One approach is to simply start considering threat intelligence as part of your testing regime. We know that many attacker tools, techniques and procedures are designed to target specific industries, or even specific configurations of technologies employed within these industries. For example, the on-going cyber espionage campaign dubbed ‘Energetic Bear’ initially targeted US defence and aviation companies in 2011, before shifting attention to US and European energy firms. It did this through phishing campaigns using PDF documents embedded with an Adobe Flash exploit, and in latter stages, utilised complex watering hole attacks tailored to specific employees in the energy sector.
Such attacks are difficult to defend against unless you are actually trying these same techniques against your enterprise. This requires the access to the threat intelligence in the first place to know about them, but also the management will to use tools, techniques and procedures which may not always have confidentiality, availability and integrity in mind.
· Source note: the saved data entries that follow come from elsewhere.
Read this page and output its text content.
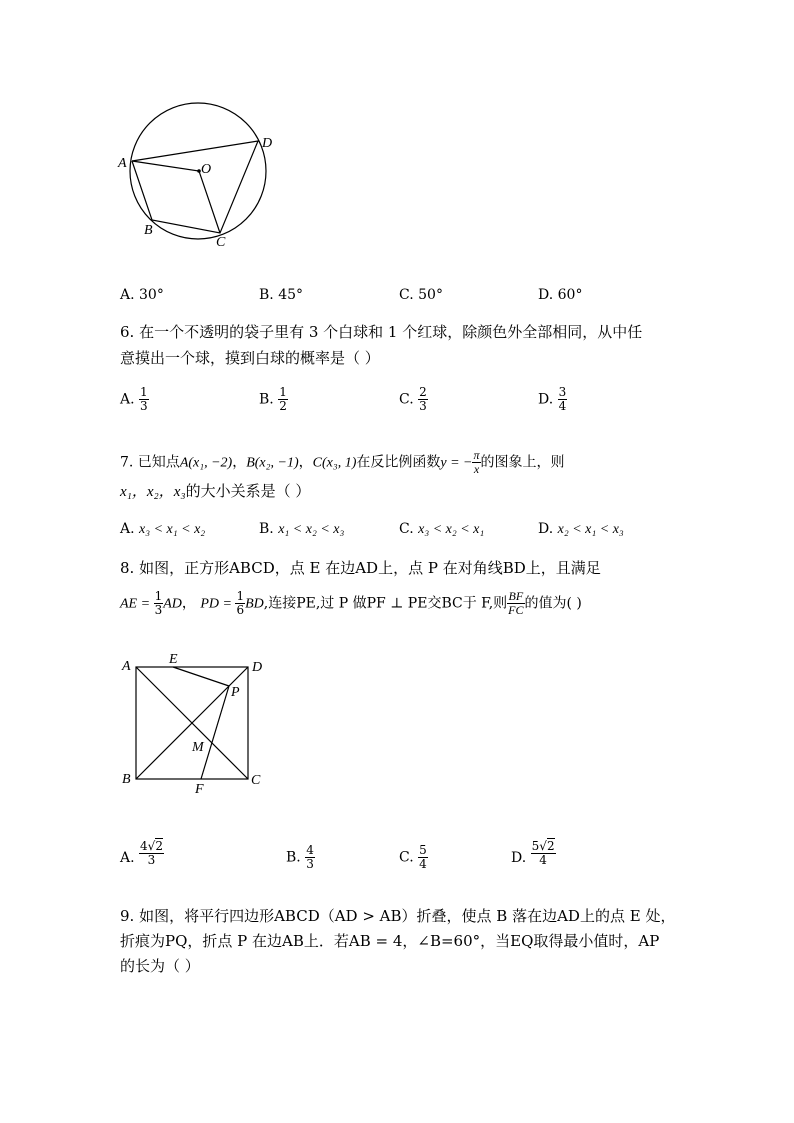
A
D
O
B
C
A. 30°	B. 45°	C. 50°	D. 60°
6. 在一个不透明的袋子里有 3 个白球和 1 个红球，除颜色外全部相同，从中任
意摸出一个球，摸到白球的概率是（ ）
A. $\frac{1}{3}$	B. $\frac{1}{2}$	C. $\frac{2}{3}$	D. $\frac{3}{4}$
7. 已知点A(x₁, −2)，B(x₂, −1)，C(x₃, 1)在反比例函数y = − $\frac{\pi}{x}$ 的图象上，则
x₁，x₂，x₃的大小关系是（ ）
A. x₃ < x₁ < x₂	B. x₁ < x₂ < x₃	C. x₃ < x₂ < x₁	D. x₂ < x₁ < x₃
8. 如图，正方形ABCD，点 E 在边AD上，点 P 在对角线BD上，且满足
AE = $\frac{1}{3}$ AD， PD = $\frac{1}{6}$ BD,连接PE,过 P 做PF ⊥ PE交BC于 F,则 $\frac{BF}{FC}$ 的值为( )
A	E
D
P
M
B
F
C
A. $\frac{4√2}{3}$	B. $\frac{4}{3}$	C. $\frac{5}{4}$	D. $\frac{5√2}{4}$
9. 如图，将平行四边形ABCD（AD > AB）折叠，使点 B 落在边AD上的点 E 处，
折痕为PQ，折点 P 在边AB上．若AB = 4，∠B=60°，当EQ取得最小值时，AP
的长为（ ）
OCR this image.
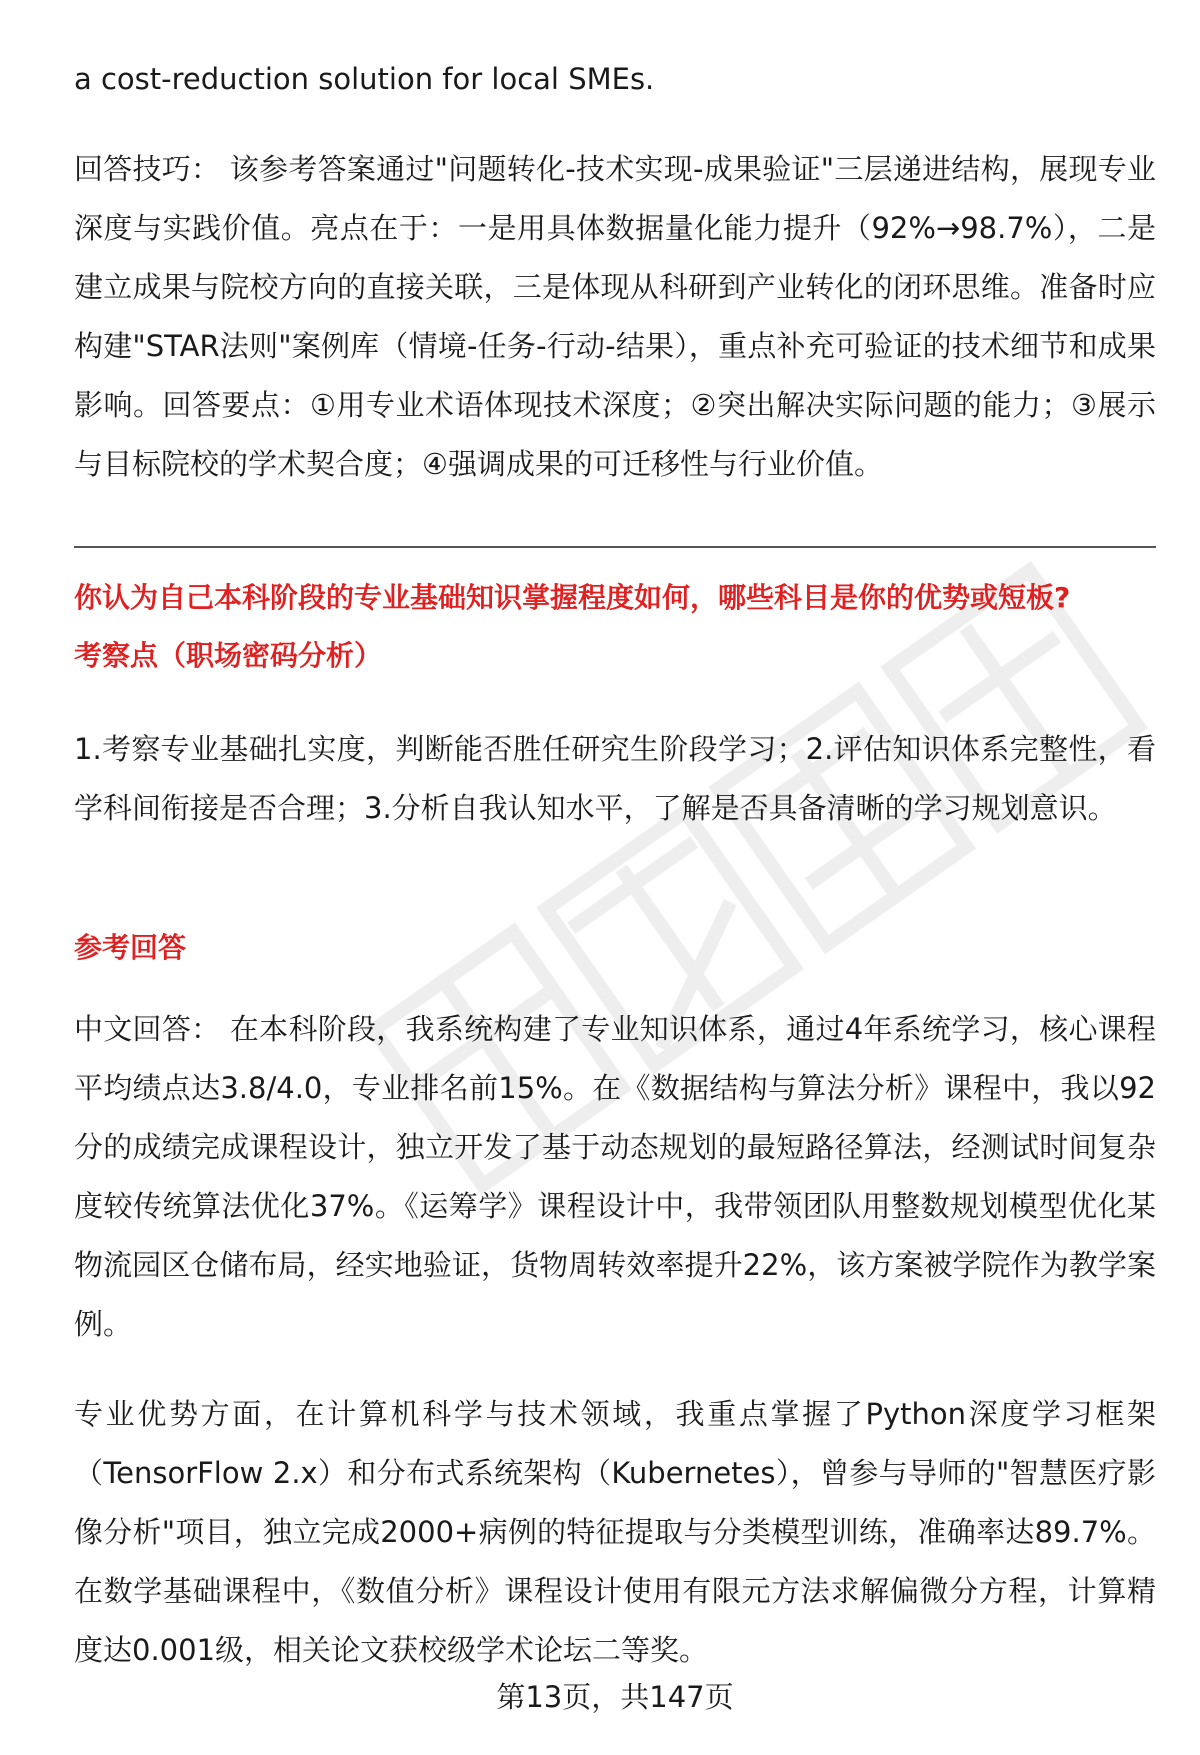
a cost-reduction solution for local SMEs.

回答技巧： 该参考答案通过"问题转化-技术实现-成果验证"三层递进结构，展现专业深度与实践价值。亮点在于：一是用具体数据量化能力提升（92%→98.7%），二是建立成果与院校方向的直接关联，三是体现从科研到产业转化的闭环思维。准备时应构建"STAR法则"案例库（情境-任务-行动-结果），重点补充可验证的技术细节和成果影响。回答要点：①用专业术语体现技术深度；②突出解决实际问题的能力；③展示与目标院校的学术契合度；④强调成果的可迁移性与行业价值。

你认为自己本科阶段的专业基础知识掌握程度如何，哪些科目是你的优势或短板?

考察点（职场密码分析）

1.考察专业基础扎实度，判断能否胜任研究生阶段学习；2.评估知识体系完整性，看学科间衔接是否合理；3.分析自我认知水平，了解是否具备清晰的学习规划意识。

参考回答

中文回答： 在本科阶段，我系统构建了专业知识体系，通过4年系统学习，核心课程平均绩点达3.8/4.0，专业排名前15%。在《数据结构与算法分析》课程中，我以92分的成绩完成课程设计，独立开发了基于动态规划的最短路径算法，经测试时间复杂度较传统算法优化37%。《运筹学》课程设计中，我带领团队用整数规划模型优化某物流园区仓储布局，经实地验证，货物周转效率提升22%，该方案被学院作为教学案例。

专业优势方面，在计算机科学与技术领域，我重点掌握了Python深度学习框架（TensorFlow 2.x）和分布式系统架构（Kubernetes），曾参与导师的"智慧医疗影像分析"项目，独立完成2000+病例的特征提取与分类模型训练，准确率达89.7%。在数学基础课程中，《数值分析》课程设计使用有限元方法求解偏微分方程，计算精度达0.001级，相关论文获校级学术论坛二等奖。

第13页，共147页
Like all offensive techniques, there is often an ethical dilemma. Take the Sony PlayStation Service distributed denial of service attacks (DDos) that hit the organisation over Christmas last year. Under the targeted attack defence methodology, it could have been worthwhile Sony actually buying a subscription to the Lizard Squad’s LizardStresser tool to test their own DDos defences, before other nefarious buyers of the tool did the same and used it against them. Clearly this is abetting the enemy, but nation state defence contractors do the same today. Even overcoming these moral issues, such techniques also require CISOs to convince the board that more aggressive approaches can actually be trusted not to introduce risks which outweigh the benefits, which is the crux of the issue; management sponsorship.